Não foi um discurso do atual nem do futuro governante. As medidas anticrise que o presidente em pleno mandato está devendo, também, ficaram numa vaguidão que só aumentou sua dívida. As linhas que diriam o que será o segundo mandato não chegaram nem ao vazio das entrelinhas.
Talvez pela falta de algo melhorzinho, ou porque o senador Antonio Carlos Magalhães se antecipou no tema e o presidente deve segui-lo, a disposição de diálogo com oposicionistas tornou-se o trecho promovido pelos governistas. "Reafirmo que estou aberto ao diálogo (...) o diálogo hoje é um imperativo nacional".
Se for assim um dever nacional, é mais um que deixará de ser cumprido. Subentendido no discurso que o diálogo entre oposição e governo é exigido pela crise, o governo já o trava e só o trava no estrangeiro, com outros governos, com banqueiros americanos e, acima de tudo, com o FMI. O que seria objeto do diálogo que é "imperativo nacional" está sendo definido no exterior e chegará pronto.
De traições
O segundo turno no Rio, embora a necessidade de mais campanhas e outra ida às urnas, não deixa de ter graça.
Só o candidato a senador Moreira Franco, que fez uma das campanhas mais ricas do país e sofreu uma derrota achatante, foi mais agressivo do que Cesar Maia nas peças de propaganda e nas falas pessoais. O nível de insultos a que Cesar Maia chegou pode ser medido pelo tratamento dado aos filhos de Marcello Alencar: Irmãos Metralha, em alusão aos personagens de quadrinhos que, de tão bandidos, jamais tiram a máscara do rosto e já estão sempre com a camisa numerada da penitenciária.

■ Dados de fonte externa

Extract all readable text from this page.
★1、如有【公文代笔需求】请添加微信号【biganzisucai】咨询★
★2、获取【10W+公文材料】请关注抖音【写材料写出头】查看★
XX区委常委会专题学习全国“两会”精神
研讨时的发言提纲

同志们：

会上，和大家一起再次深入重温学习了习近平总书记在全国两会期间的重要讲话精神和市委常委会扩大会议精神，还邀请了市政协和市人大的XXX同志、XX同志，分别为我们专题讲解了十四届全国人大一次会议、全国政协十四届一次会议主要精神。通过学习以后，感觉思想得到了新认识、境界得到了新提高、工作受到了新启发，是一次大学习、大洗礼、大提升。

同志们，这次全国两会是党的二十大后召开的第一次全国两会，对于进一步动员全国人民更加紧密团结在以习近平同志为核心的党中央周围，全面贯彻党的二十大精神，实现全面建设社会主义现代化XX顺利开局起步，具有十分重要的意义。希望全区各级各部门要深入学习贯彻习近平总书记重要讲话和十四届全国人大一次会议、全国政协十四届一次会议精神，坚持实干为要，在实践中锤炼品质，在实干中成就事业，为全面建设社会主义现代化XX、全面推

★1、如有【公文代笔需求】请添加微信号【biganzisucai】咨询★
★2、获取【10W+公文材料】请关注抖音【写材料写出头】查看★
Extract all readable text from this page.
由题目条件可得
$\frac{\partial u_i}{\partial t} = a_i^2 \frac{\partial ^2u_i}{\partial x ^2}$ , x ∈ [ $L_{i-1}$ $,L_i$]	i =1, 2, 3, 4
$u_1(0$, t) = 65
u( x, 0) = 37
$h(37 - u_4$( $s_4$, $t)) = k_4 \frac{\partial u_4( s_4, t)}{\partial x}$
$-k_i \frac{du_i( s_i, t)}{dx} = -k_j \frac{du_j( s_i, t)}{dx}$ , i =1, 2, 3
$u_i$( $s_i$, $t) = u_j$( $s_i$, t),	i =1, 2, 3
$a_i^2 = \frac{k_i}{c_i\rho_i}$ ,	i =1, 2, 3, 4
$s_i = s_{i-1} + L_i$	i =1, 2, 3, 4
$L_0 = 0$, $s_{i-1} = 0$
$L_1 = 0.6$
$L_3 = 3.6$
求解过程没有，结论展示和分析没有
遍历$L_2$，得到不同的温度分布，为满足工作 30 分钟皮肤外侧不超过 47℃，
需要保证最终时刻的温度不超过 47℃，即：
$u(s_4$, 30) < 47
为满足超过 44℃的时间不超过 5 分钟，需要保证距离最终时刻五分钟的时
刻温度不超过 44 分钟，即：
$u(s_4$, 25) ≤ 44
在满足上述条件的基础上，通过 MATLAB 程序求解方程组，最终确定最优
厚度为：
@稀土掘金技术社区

A doçura com que Cesar Maia se refere agora a tudo o que diga respeito a Marcello Alencar é a doçura de um enamorado. Tão doce que chega a revirar o estômago do ouvinte. E ainda diz que a união deles é necessária porque "a população não aguenta mais conchavo de políticos".
Esse Cesar Maia giratório é que está deixando aturdidos os outros adversários de Anthony Garotinho. O PFL abandonou seu candidato, no primeiro turno, pela convicção de que, se eleito, será um livre-atirador fazendo o impossível para sair candidato à Presidência em 2002, à revelia do partido. Fernando Henrique, Serra e outros peessedebistas perceberam que o mesmo motivo os aconselhava a promover o boicote empresarial a Maia, antes candidato do empresariado fluminense.
No primeiro turno, com vários candidatos, não foi difícil disfarçar a recusa de apoio consequente. Mas, só com dois candidatos, o PFL e o PSDB estão em situação única entre os vários segundos turnos: ou apoiam o Cesar Maia de quem receiam traições ou o rejeitam e passam eles à acusação de traidores.